20.10
Abgeordneter Mag. Markus Koza (Grüne): Sehr geehrter Herr Präsident! Sehr geehrter Herr Minister! Bereits im Juli 2022 haben wir hier im Nationalrat im Rahmen der Dienstrechts-Novelle für die Beschäftigten des öffentlichen Dienstes beschlossen, dass bei ungerechtfertigtem vorzeitigem Austritt eine Urlaubsersatzleistung im Mindestmaß von vier Wochen zu leisten ist. Das heißt, was wir hier jetzt machen, ist nichts anderes, als dass wir diese Regelung noch für den Bereich der Privatwirtschaft und der Landwirtschaft nachvollziehen.

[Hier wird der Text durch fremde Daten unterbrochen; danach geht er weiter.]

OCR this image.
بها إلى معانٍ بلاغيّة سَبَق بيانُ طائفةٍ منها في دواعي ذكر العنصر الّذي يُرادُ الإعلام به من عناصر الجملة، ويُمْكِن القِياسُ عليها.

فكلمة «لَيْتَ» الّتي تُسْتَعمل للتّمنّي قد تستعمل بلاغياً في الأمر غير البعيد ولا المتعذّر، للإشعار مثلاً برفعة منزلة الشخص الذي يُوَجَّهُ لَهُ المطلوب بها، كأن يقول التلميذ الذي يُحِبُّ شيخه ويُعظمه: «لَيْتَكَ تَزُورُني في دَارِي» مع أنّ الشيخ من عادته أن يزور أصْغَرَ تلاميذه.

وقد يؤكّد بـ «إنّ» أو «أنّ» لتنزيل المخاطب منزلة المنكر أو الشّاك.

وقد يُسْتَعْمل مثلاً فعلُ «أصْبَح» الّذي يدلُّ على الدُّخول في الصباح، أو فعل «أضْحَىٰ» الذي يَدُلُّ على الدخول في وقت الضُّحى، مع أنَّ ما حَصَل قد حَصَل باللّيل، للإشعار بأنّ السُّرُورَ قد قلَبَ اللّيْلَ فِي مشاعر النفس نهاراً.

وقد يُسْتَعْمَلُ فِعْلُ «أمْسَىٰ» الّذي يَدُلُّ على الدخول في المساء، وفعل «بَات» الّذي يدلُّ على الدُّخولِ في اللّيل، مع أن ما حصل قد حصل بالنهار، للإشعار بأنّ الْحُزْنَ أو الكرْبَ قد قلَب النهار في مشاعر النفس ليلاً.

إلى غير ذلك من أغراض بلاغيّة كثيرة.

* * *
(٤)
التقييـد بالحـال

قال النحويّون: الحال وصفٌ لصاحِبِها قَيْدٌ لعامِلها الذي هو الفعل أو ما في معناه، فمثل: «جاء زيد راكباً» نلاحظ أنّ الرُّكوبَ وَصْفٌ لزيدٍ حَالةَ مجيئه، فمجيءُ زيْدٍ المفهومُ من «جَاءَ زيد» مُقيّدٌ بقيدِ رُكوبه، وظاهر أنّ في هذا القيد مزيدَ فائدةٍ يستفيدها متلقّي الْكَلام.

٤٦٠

Das heißt in Wirklichkeit, das ist für den öffentlichen Dienst hier beschlossen worden, und zwar – ich habe extra nachgeschaut – auch mit den Stimmen der Freiheitlichen. Die SPÖ hat damals nicht zugestimmt, aber damals waren der Grund die Landeslehrer:innen; von den vier Wochen war da überhaupt nie die Rede, dass das auf einmal nicht passen würde.
Ich glaube, man muss schon auch einmal ganz klar sagen, worum es hier geht – und ich finde es gut, dass es diese Regelung gibt, ich finde es sehr gut, dass der Europäische Gerichtshof hier entschieden hat, ganz klar Recht gesprochen hat und dass dank EU-Recht Arbeitnehmer:innenrechte hier jetzt ausgebaut und erweitert worden sind. Da ist ja nichts beschnitten worden, im Gegenteil: Die Rechte haben sich dank dieses Anspruchs erweitert. Vorher war die Regelung, dass sie nichts bekommen haben, keine Urlaubsersatzleistung – jetzt bekommen sie aufgrund dieses Beschlusses eine Urlaubsersatzleistung.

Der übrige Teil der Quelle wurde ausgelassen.